Portobello Road is very much a construct of the Victorian era. Before about 1850, it was little more than a country lane connecting Portobello Farm with Kensal Green in the north and what is today Notting Hill in the south. Much of it consisted of hayfields, orchards and other open land. The road ultimately took form piecemeal in the second half of the nineteenth century, nestling between the large new residential developments of Paddington and Notting Hill. Its shops and markets thrived on serving the wealthy inhabitants of the elegant crescents and terraces that sprang up around it, and its working class residents found employment in the immediate vicinity as construction workers, domestic servants, coachmen, messengers, tradesmen and costermongers. After the Hammersmith and City Railway line was completed in 1864, and Ladbroke Grove station opened, the northern end of Portobello Road was also developed, and the last of the open fields disappeared under brick and concrete.
 Portobello Road today
Today, Portobello Road's distinctiveness does not just rely on its world-famous market. A wide range of communities inhabiting the street itself and the surrounding district contributes to a cosmopolitan and energetic atmosphere, as do the many restaurants and pubs. The architecture plays a part, too, as the road meanders and curves gracefully along most of its length, unlike the more formally planned layout of most of the nearby area.

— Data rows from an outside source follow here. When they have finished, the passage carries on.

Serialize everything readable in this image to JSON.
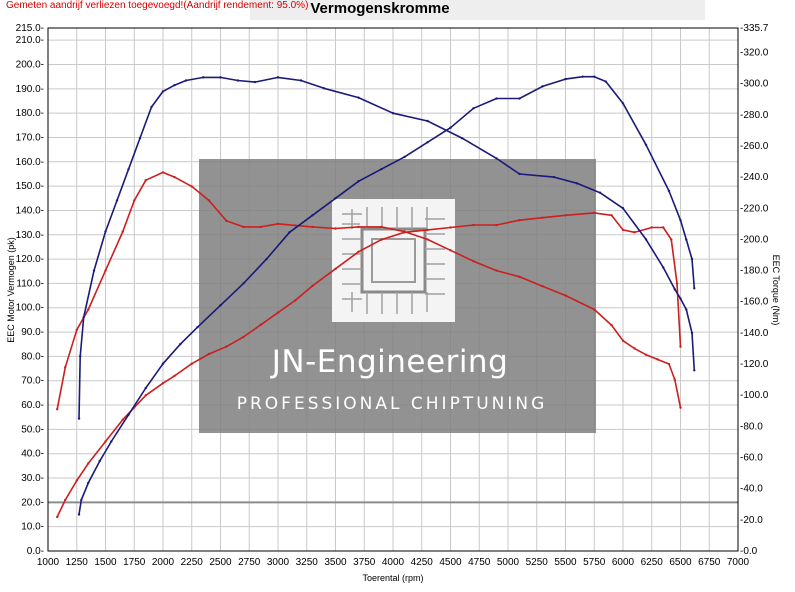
{
  "header": {
    "note": "Gemeten aandrijf verliezen toegevoegd!(Aandrijf rendement: 95.0%)",
    "title": "Vermogenskromme"
  },
  "watermark": {
    "line1": "JN-Engineering",
    "line2": "PROFESSIONAL CHIPTUNING"
  },
  "colors": {
    "stock": "#cc1f1f",
    "tuned": "#1a1a7a",
    "grid": "#c9c9c9",
    "watermark_box": "#7f7f7f"
  },
  "chart_data": {
    "type": "line",
    "title": "Vermogenskromme",
    "xlabel": "Toerental (rpm)",
    "ylabel": "EEC Motor Vermogen (pk)",
    "y2label": "EEC Torque (Nm)",
    "xlim": [
      1000,
      7000
    ],
    "ylim": [
      0,
      215
    ],
    "y2lim": [
      0,
      335.7
    ],
    "xticks": [
      "1000",
      "1250",
      "1500",
      "1750",
      "2000",
      "2250",
      "2500",
      "2750",
      "3000",
      "3250",
      "3500",
      "3750",
      "4000",
      "4250",
      "4500",
      "4750",
      "5000",
      "5250",
      "5500",
      "5750",
      "6000",
      "6250",
      "6500",
      "6750",
      "7000"
    ],
    "yticks": [
      "0.0",
      "10.0",
      "20.0",
      "30.0",
      "40.0",
      "50.0",
      "60.0",
      "70.0",
      "80.0",
      "90.0",
      "100.0",
      "110.0",
      "120.0",
      "130.0",
      "140.0",
      "150.0",
      "160.0",
      "170.0",
      "180.0",
      "190.0",
      "200.0",
      "210.0",
      "215.0"
    ],
    "y2ticks": [
      "0.0",
      "20.0",
      "40.0",
      "60.0",
      "80.0",
      "100.0",
      "120.0",
      "140.0",
      "160.0",
      "180.0",
      "200.0",
      "220.0",
      "240.0",
      "260.0",
      "280.0",
      "300.0",
      "320.0",
      "335.7"
    ],
    "grid": true,
    "reference_line_y": 20,
    "series": [
      {
        "axis": "right",
        "color": "#cc1f1f",
        "x": [
          1080,
          1150,
          1250,
          1350,
          1500,
          1650,
          1750,
          1850,
          2000,
          2100,
          2250,
          2400,
          2550,
          2700,
          2850,
          3000,
          3150,
          3300,
          3500,
          3700,
          3900,
          4100,
          4300,
          4500,
          4700,
          4900,
          5100,
          5300,
          5500,
          5750,
          5900,
          6000,
          6100,
          6200,
          6300,
          6400,
          6450,
          6500
        ],
        "values": [
          91,
          118,
          142,
          155,
          180,
          205,
          225,
          238,
          243,
          240,
          234,
          225,
          212,
          208,
          208,
          210,
          209,
          208,
          207,
          208,
          208,
          205,
          200,
          193,
          186,
          180,
          176,
          170,
          164,
          155,
          145,
          135,
          130,
          126,
          123,
          120,
          110,
          92
        ]
      },
      {
        "axis": "left",
        "color": "#cc1f1f",
        "x": [
          1080,
          1150,
          1250,
          1350,
          1500,
          1650,
          1750,
          1850,
          2000,
          2100,
          2250,
          2400,
          2550,
          2700,
          2850,
          3000,
          3150,
          3300,
          3500,
          3700,
          3900,
          4100,
          4300,
          4500,
          4700,
          4900,
          5100,
          5300,
          5500,
          5750,
          5900,
          6000,
          6100,
          6250,
          6350,
          6420,
          6470,
          6500
        ],
        "values": [
          14,
          21,
          29,
          36,
          45,
          54,
          59,
          64,
          69,
          72,
          77,
          81,
          84,
          88,
          93,
          98,
          103,
          109,
          116,
          123,
          128,
          131,
          132,
          133,
          134,
          134,
          136,
          137,
          138,
          139,
          138,
          132,
          131,
          133,
          133,
          128,
          110,
          84
        ]
      },
      {
        "axis": "right",
        "color": "#1a1a7a",
        "x": [
          1270,
          1280,
          1310,
          1400,
          1500,
          1600,
          1700,
          1800,
          1900,
          2000,
          2100,
          2200,
          2350,
          2500,
          2650,
          2800,
          3000,
          3200,
          3400,
          3700,
          4000,
          4300,
          4600,
          4900,
          5100,
          5400,
          5600,
          5800,
          6000,
          6200,
          6350,
          6450,
          6500,
          6550,
          6600,
          6620
        ],
        "values": [
          85,
          125,
          150,
          180,
          205,
          225,
          245,
          265,
          285,
          295,
          299,
          302,
          304,
          304,
          302,
          301,
          304,
          302,
          297,
          291,
          281,
          276,
          265,
          252,
          242,
          240,
          236,
          230,
          220,
          200,
          182,
          168,
          162,
          155,
          140,
          116
        ]
      },
      {
        "axis": "left",
        "color": "#1a1a7a",
        "x": [
          1270,
          1290,
          1350,
          1450,
          1550,
          1700,
          1850,
          2000,
          2150,
          2300,
          2500,
          2700,
          2900,
          3100,
          3300,
          3500,
          3700,
          3900,
          4100,
          4300,
          4500,
          4700,
          4900,
          5100,
          5300,
          5500,
          5650,
          5750,
          5850,
          6000,
          6200,
          6400,
          6500,
          6550,
          6600,
          6620
        ],
        "values": [
          15,
          21,
          28,
          37,
          45,
          56,
          67,
          77,
          85,
          92,
          101,
          110,
          120,
          131,
          138,
          145,
          152,
          157,
          162,
          168,
          174,
          182,
          186,
          186,
          191,
          194,
          195,
          195,
          193,
          184,
          167,
          148,
          136,
          128,
          120,
          108
        ]
      }
    ]
  }
}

Mid- to late-Victorian terrace houses and shops predominate, squeezed tightly into the available space, adding intimacy and a pleasing scale to the streetscape.
The road's elevation descends from 84 feet (25.6 metres) above sea level at the northern end, the highest point, to a lowest point of 65 feet (19.8 metres), just south of the overpasses, after which elevation rises and falls, before reaching a high point of 78 feet (23.8 metres) at the southern end. The average grade of ascent or descent between the northern end and the lowest point is about 1.77 percent.
The closest tube stations (in order of proximity) are:
 Popular culture
- Portobello Road is a setting, and a song, in the movie Bedknobs and Broomsticks.
- "Portobello Road" is also the name of a Cat Stevens song, as well as the theme of the Dire Straits song "Portobello Belle".
- In the comic novel The Chinese Agent (1970), sci-fi author Michael Moorcock portrays Portobello Road as a sort of super-organism with a collective consciousness--a reference to the way the merchants look out for each other to prevent theft. When an international jewel thief who's never been caught tries to nick a brooch off a stall, he's spotted instantly and hunted down.
- The street was also menitoned in a Blair song "Have Fun, Go Mad", theme song to 1990's film Dunston Checks In.